Enthüllungen und der Verlust des V-Labels hat Burger King zuletzt bundesweit in die Schlagzeilen gebracht. Das sagt der Hechinger Franchisenehmer Krischan Spengler.
Hechingen – Das V-Label, ein Qualitätssiegel für vegane und vegetarische Produkte, ist Burger King seit Kurzem los. Verdeckte Recherchen von Undercover-Journalisten des "Team Wallraff" hatten ergeben, dass die Trennung von Fleischprodukten und vegetarischen Alternativen nicht einwandfrei lief.
Hinzu kamen weitere Vorwürfe, darunter wegen mangelnder Hygiene. Die Fast-Food-Kette selbst schloss daraufhin fünf Filialen vorübergehend.
Was sagt das Unternehmen, wie äußert sich der Hechinger Franchisenehmer?
Auf die allermeisten Restaurants träfen die Vorwürfe nicht zu, teilte Burger King unserer Redaktion mit. "Es wurde gezeigt, dass in einzelnen Restaurants von einzelnen Mitarbeitenden vorgeschriebene Prozesse nicht richtig befolgt wurden", erklärt auch Krischan R. Spengler, Geschäftsführer der KLS Offenburg GmbH und Burger-King-Franchisenehmer unter anderem in Hechingen, unserer Redaktion.
Spengler betont: "Mir ist bewusst, dass die aktuelle Berichterstattung viele Fragen aufgeworfen hat, und daher nehme ich die Vorwürfe sehr ernst. Ich möchte aber klar betonen, dass das gezeigte Fehlverhalten in wenigen Restaurants weder stellvertretend für meine Mitarbeitenden in Hechingen ist noch für die Kollegen, mit denen ich zu tun habe."
Was sagt Spengler zum Verlust des V-Labels für vegane und vegetarische Produkte?

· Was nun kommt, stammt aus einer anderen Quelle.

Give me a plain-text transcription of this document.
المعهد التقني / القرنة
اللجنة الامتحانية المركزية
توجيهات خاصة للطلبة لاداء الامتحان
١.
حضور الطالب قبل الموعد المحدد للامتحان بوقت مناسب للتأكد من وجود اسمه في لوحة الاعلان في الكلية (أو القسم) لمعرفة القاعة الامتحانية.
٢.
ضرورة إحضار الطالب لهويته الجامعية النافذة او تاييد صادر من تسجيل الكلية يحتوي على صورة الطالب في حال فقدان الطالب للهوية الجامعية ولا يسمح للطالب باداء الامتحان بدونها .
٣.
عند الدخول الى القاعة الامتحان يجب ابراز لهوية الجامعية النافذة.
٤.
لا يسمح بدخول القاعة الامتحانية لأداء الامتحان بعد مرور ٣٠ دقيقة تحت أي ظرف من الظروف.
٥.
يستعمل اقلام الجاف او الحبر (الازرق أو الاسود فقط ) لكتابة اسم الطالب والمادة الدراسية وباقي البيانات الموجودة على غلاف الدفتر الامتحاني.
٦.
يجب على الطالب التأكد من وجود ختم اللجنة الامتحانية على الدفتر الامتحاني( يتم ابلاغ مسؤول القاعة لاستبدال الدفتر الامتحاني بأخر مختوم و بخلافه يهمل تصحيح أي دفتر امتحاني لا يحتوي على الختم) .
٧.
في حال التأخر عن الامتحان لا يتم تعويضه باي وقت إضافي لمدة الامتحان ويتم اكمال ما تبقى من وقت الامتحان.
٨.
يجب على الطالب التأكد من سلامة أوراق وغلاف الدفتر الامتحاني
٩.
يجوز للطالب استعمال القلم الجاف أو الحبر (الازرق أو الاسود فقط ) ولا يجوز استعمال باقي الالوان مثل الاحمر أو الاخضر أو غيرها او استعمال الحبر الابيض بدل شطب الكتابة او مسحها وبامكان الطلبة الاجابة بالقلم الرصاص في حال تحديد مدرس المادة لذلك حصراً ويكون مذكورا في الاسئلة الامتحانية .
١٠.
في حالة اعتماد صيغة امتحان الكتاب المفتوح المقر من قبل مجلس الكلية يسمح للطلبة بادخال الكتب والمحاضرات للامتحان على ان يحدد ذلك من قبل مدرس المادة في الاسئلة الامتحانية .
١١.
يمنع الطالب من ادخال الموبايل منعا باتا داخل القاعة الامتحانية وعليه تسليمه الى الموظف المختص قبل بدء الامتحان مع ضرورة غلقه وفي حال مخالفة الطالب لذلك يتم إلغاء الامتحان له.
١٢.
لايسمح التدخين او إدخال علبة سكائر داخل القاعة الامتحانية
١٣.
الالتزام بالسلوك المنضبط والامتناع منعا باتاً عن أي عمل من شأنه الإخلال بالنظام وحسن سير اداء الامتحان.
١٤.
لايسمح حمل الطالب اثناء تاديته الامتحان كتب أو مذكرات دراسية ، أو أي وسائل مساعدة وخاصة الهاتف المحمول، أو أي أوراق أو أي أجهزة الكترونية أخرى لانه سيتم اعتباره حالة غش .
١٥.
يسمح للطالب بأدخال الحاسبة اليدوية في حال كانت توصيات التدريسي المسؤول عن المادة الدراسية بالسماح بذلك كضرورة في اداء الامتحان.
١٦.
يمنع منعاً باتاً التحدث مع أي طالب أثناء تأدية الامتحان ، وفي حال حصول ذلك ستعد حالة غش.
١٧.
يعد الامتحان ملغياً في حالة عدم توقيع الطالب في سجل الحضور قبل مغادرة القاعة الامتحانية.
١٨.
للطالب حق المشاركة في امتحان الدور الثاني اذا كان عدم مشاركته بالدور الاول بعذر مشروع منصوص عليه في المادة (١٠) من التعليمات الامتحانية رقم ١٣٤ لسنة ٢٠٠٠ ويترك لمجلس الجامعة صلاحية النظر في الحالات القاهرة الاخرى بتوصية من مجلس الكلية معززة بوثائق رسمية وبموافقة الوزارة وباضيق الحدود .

Sehr ärgerlich sei, "dass das V-Label für alle Restaurants temporär ausgesetzt wurde", so Spengler. Die sogenannten Plant-based Produkte – pflanzenbasierte Produkte also – würden weiter angeboten, allerdings ohne V-Label. Im Zuge der Lizenzierung seien die Zubereitungsprozesse in den Küchen noch aufwendig umgestellt, die Angestellten geschult worden, "damit die vegan lizenzierten Produkte in den Restaurants stets getrennt von tierischen Produkten aufbewahrt und zubereitet werden".
Was ging schief?
Laut "Team Wallraff" hat die Umsetzung bundesweit nicht überall geklappt. Missstände an einzelnen Standorten führten dazu, dass sämtliche 750 Burger-King-Restaurants das Label verloren.
Wie geht es weiter?
Der Franchisenehmer verweist auf eine Sonderprüfung der Hechinger Filiale im September – Audits werden sie genannt. Standards, die sich der Fast-Food-Konzern selbst auferlegt, werden von einem externen Unternehmen überprüft. Fazit laut Spengler: "Das Restaurant in Hechingen hat dieses Audit im September erfolgreich bestanden."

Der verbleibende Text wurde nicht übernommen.